With everyone being squeezed for everything they have at the moment, I think we could all do with some money saving advice, couldn't we?
And when you're looking for a tip or two, they don't come any savvier than the folks at MoneySavingExpert.
The economic whizz kids have saved us all an absolute fortune in the past, whether it's on car insurance, holidays or everyday bills.
Well, one of their experts has now given their top tip when it comes to getting the most out of your online shop.
In a post to the site, Steve Nowottny looked back at some of the things he's learned during his time at the company.
And he said that when it comes to ordering from retailers like Amazon it's vital you 'get more to pay less'.
The basic premise is that if you just fall outside the free delivery zone, then it's better to buy another item rather than pay for said delivery.
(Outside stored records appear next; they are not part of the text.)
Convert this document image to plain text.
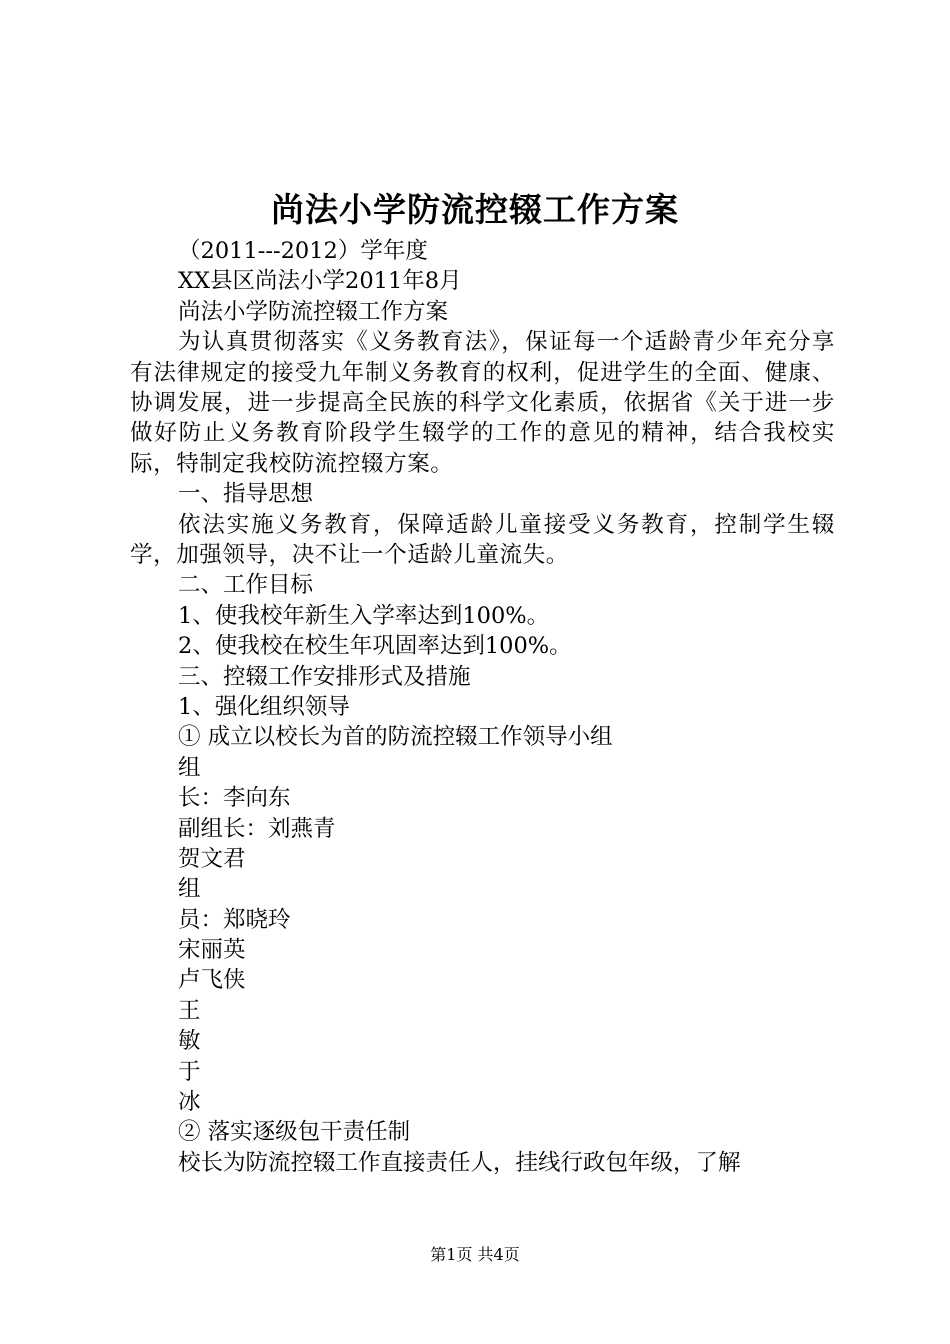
尚法小学防流控辍工作方案
（2011---2012）学年度
XX县区尚法小学2011年8月
尚法小学防流控辍工作方案
为认真贯彻落实《义务教育法》，保证每一个适龄青少年充分享有法律规定的接受九年制义务教育的权利，促进学生的全面、健康、协调发展，进一步提高全民族的科学文化素质，依据省《关于进一步做好防止义务教育阶段学生辍学的工作的意见的精神，结合我校实际，特制定我校防流控辍方案。
一、指导思想
依法实施义务教育，保障适龄儿童接受义务教育，控制学生辍学，加强领导，决不让一个适龄儿童流失。
二、工作目标
1、使我校年新生入学率达到100%。
2、使我校在校生年巩固率达到100%。
三、控辍工作安排形式及措施
1、强化组织领导
① 成立以校长为首的防流控辍工作领导小组
组
长：李向东
副组长：刘燕青
贺文君
组
员：郑晓玲
宋丽英
卢飞侠
王
敏
于
冰
② 落实逐级包干责任制
校长为防流控辍工作直接责任人，挂线行政包年级，了解
第1页 共4页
Explaining his theory, Steve said: "Always check what you need to spend to get free delivery - if you're just below it, it can be cheaper to add an extra item than pay for delivery.
"For example, we found a £49 John Lewis clutch bag, delivery £3.50, but instead added a £1 Sellotape to be over the £50 free delivery threshold.
"Other stores where this works include Asos, which has a £35 free delivery threshold, and Matalan, which has a £50 free delivery threshold."
Now, while this might sound like a frivolous piece advice, every little helps, especially now, so it's worth making a note of.
If you're a Sky customer, though, Martin Lewis has urged you to check your bills right away.
It turns out, that the broadcaster hasn't been telling their customers when their contracts are coming to an end.
Ofcom closed an investigation earlier this month into why they have not been notifying their customers - meaning bill payers will not be aware of offers for new contracts, and could be paying more money for their TV package than necessary.
The regulatory board argued that the TV giant must tell its customers about this, but Sky disagreed.
The rules, which were introduced in February 2020, states that all broadband, phone and paid TV companies must tell their customers when they’re nearing the end of their contract.
However, Sky’s Pay TV service believes they are ‘not an electronic communication service’ and should not follow this rule.
They told LADbible: "We continue to believe Sky’s Pay TV service is not an electronic communication service under the legal definition in the Communications Act 2003, but we note the outcome of Ofcom’s investigation.
"We look forward to working with Ofcom to seek a legal review."
Lewis suggests that customers could check on the online account portal, Sky Message Centre, and find the contract message.
Called ‘Confirming your Sky offer,’ the message should detail the date your contract started and the length of your contract.
Sky customers can also simply call up the company and ask when their contract ends.